Quelques jours après la saillie, la jument a été retrouvée morte dans son boxe. Selon l’autopsie pratiquée, elle est décédée d’un choc septique faisant suite à une péritonite septique consécutive à une lacération rectale.
A la suite d’une expertise judiciaire, l’éleveur avait assigné le vétérinaire en responsabilité pour violation de son devoir précontractuel d’information et de conseil, notamment pour ne pas l’avoir informé des risques de lacération rectale inhérents au suivi gynécologique par examen transrectal.
Après avoir perdu en première instance, l’éleveur s’est rapproché de notre cabinet afin de nous demander de le défendre en appel.
En effet, selon l’article R. 242-48 du Code rural et de la pêche maritime, le vétérinaire doit informer le propriétaire des risques relatifs à son intervention.
Or, dans cette affaire, le vétérinaire était bien en possession d’une fiche précontractuelle d’information indiquant « chez la jument, l’examen transrectal peut provoquer, dans de très rares cas, des complications allant de la lacération de la muqueuse rectale à la perforation du rectum« .

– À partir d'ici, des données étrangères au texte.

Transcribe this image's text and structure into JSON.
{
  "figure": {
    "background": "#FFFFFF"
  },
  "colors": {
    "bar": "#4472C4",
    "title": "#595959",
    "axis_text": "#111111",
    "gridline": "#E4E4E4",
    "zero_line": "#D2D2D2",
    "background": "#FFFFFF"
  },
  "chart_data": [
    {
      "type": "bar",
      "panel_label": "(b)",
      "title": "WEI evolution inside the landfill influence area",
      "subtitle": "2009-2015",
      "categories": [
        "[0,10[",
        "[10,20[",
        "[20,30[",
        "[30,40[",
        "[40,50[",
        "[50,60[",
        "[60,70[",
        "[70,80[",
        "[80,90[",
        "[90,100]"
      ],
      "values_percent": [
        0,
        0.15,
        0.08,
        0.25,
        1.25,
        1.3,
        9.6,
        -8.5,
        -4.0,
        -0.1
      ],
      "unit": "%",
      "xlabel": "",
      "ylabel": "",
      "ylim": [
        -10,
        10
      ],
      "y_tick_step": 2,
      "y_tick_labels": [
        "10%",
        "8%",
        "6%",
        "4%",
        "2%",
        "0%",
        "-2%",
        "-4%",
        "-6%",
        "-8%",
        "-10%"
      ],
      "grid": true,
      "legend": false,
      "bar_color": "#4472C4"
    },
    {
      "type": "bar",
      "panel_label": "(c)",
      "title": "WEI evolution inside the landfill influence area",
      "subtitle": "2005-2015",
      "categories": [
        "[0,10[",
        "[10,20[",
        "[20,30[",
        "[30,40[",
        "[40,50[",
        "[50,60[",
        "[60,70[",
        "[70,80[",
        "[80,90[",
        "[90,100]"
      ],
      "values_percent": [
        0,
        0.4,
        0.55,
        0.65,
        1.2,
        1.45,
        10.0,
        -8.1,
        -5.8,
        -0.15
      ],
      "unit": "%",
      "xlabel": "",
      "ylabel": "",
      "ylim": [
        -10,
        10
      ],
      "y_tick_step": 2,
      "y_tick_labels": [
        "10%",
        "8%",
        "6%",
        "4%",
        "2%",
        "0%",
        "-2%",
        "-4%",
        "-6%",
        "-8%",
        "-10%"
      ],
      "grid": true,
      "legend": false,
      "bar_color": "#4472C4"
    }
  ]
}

Toutefois, alors que le vétérinaire était en mesure de prouver avoir remis la fiche au directeur du haras, il n’établissait pas pour autant la remise de la fiche à notre client.
Or, le directeur du haras, n’avait pas reçu de mandat de représenter notre client auprès du vétérinaire dans le cadre du suivi gynécologique.
En conséquence, la Cour d’appel de Bordeaux a jugé que le vétérinaire avait bien engagé sa responsabilité au titre d’une violation de son devoir précontractuel d’information et de conseil.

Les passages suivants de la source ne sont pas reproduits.